After a coming-of-age trip through the panda's various organs, the larvae return to the small intestine to grow up into an adult and get on with the business of being a grown-up parasite - laying lots of eggs. The eggs are really hardy and can stay viable in wet soil for many years, waiting for an unlucky panda to swallow them.
Because B. schroederi can stay viable, a panda can get repeated infected by parasite larvae, inflicting internal damage for years. Baylisacaris schroederi is actually one of the leading cause of death in giant pandas, and depending on the region, half or even all of the pandas in a given population might be infected.
To find out more about the ecology of these parasites, a team of scientists from China used a range of mitochondrial DNA markers to work out the population structure of B. schroederi. They collected adult B. schroederi found in giant pandas from ten geographical regions at three different mountain range in southern central China - Qinling, Minshan, and Qionglai.
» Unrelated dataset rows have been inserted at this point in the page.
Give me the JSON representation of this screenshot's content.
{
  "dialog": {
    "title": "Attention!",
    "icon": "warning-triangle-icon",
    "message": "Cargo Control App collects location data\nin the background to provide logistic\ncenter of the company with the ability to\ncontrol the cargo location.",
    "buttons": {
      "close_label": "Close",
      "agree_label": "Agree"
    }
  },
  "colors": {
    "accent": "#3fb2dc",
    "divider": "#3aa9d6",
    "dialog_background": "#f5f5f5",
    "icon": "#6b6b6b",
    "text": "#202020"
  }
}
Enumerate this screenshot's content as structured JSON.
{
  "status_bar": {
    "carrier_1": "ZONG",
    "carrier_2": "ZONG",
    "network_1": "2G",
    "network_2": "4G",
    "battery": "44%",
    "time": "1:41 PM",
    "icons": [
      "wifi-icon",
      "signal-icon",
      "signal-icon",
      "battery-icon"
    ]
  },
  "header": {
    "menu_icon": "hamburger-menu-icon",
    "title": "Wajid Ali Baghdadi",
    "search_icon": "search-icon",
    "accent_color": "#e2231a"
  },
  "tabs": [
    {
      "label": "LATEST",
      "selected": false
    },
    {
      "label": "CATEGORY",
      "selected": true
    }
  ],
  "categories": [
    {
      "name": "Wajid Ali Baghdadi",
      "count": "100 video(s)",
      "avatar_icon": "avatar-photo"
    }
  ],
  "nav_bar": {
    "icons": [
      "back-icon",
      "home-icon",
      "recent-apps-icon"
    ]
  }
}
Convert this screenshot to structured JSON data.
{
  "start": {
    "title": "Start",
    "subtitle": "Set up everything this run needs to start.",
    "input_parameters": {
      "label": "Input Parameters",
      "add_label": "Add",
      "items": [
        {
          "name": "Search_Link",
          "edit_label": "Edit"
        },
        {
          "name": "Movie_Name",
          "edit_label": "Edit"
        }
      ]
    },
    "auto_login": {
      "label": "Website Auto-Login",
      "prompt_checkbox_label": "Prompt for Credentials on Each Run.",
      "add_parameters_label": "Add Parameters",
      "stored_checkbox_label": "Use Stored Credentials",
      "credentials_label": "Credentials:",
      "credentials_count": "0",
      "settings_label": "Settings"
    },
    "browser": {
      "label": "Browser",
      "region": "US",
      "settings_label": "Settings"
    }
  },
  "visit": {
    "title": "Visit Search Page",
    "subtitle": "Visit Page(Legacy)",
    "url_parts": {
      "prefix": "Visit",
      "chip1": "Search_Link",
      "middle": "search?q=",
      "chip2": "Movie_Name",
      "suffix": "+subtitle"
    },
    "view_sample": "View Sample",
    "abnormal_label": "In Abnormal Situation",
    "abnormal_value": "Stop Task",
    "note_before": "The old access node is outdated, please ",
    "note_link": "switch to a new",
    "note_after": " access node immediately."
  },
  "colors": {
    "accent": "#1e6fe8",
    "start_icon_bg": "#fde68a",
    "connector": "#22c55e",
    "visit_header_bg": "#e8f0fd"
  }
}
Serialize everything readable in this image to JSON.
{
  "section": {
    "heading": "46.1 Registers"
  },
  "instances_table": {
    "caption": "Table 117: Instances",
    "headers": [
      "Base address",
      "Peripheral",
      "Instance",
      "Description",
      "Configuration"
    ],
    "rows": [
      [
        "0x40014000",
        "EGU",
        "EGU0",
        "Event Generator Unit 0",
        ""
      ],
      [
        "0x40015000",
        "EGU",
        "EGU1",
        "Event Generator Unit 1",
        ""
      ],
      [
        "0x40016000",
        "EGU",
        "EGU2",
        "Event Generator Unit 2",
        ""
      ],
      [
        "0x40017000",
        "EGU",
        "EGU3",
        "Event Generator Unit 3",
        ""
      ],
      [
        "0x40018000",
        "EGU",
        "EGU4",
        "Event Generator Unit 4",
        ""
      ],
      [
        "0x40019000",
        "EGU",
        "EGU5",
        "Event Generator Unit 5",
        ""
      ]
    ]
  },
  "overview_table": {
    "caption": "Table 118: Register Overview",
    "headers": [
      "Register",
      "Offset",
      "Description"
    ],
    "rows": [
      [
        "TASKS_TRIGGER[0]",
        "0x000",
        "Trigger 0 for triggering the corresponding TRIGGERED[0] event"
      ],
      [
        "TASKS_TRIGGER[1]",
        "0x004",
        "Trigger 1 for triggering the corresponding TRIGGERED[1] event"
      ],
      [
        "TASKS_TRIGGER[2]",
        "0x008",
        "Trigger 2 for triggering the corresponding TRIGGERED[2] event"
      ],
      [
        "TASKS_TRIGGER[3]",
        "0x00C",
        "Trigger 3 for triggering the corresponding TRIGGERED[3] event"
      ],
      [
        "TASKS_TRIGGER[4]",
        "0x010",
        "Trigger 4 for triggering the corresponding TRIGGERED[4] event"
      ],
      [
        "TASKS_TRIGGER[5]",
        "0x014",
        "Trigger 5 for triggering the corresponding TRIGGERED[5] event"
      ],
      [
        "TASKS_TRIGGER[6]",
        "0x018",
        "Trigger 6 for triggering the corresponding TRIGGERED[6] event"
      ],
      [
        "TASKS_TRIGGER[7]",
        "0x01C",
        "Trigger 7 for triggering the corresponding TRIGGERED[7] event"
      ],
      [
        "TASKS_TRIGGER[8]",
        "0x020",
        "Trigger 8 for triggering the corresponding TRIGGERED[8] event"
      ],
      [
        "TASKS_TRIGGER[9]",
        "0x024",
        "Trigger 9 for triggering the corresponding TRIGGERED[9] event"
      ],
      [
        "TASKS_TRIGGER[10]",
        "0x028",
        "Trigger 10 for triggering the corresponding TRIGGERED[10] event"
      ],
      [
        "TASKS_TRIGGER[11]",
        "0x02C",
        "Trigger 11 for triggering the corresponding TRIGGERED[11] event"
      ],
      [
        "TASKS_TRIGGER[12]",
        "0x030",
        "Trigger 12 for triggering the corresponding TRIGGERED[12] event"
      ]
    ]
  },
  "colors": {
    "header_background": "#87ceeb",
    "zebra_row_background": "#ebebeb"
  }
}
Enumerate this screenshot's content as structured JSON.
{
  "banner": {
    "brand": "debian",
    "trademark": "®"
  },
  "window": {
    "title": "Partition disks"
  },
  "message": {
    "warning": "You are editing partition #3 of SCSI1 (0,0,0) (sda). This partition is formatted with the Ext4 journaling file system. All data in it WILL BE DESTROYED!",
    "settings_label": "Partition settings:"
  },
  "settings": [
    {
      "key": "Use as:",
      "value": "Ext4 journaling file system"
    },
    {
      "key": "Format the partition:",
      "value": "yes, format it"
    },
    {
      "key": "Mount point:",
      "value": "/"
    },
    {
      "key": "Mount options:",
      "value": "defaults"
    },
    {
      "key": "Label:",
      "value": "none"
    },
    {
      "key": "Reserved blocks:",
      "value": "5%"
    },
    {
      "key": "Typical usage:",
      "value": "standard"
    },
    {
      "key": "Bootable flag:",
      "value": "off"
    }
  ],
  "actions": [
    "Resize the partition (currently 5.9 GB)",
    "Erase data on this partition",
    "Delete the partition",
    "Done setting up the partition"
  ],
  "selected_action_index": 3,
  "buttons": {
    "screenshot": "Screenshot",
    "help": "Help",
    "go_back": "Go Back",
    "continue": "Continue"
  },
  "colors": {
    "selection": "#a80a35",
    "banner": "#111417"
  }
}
They found that despite the geographic isolation of those mountain ranges, the gene pool of this parasite is fairly homogenise, indicating that somehow despite their isolation, cross-breeding is occurring between the parasite populations. Perhaps some pandas are visiting neighbouring mountain range and end up picking up worms and dropping off B. schroederi eggs while they were there. Or it might not be the pandas themselves that are moving around - seeing as the eggs can survive for years in wet soil, they may get transported through other means.
While the scientists found that the parasite population in Minshan has the highest level of genetic diversity, as a whole, B. schroederi has relatively low genetic diversity compared with other organism. But that is common feature with other roundworms in its family - the Ascarididae (of which the most well known species is Ascaris suum - the large pig roundworm) - regardless of their population size or geographical distribution.
Currently there are no vaccines available for B. schroederi and the main way through which this parasite is being controlled is with anthelminthic drugs. Despite their relative low genetic diversity, this has not stopped some populations from evolving drug resistance. That is why it is important for us to understand this parasite's population genetics - because if there is cross-breeding occurring, then the gene(s) for drug resistance can spread very quickly across the different population and pose a threat to the endangered giant panda.
Xie, Y. et al. (2014). Absence of genetic structure in Baylisascaris schroederi populations, a giant panda parasite, determined by mitochondrial sequencing. Parasites & Vectors 7: 1591.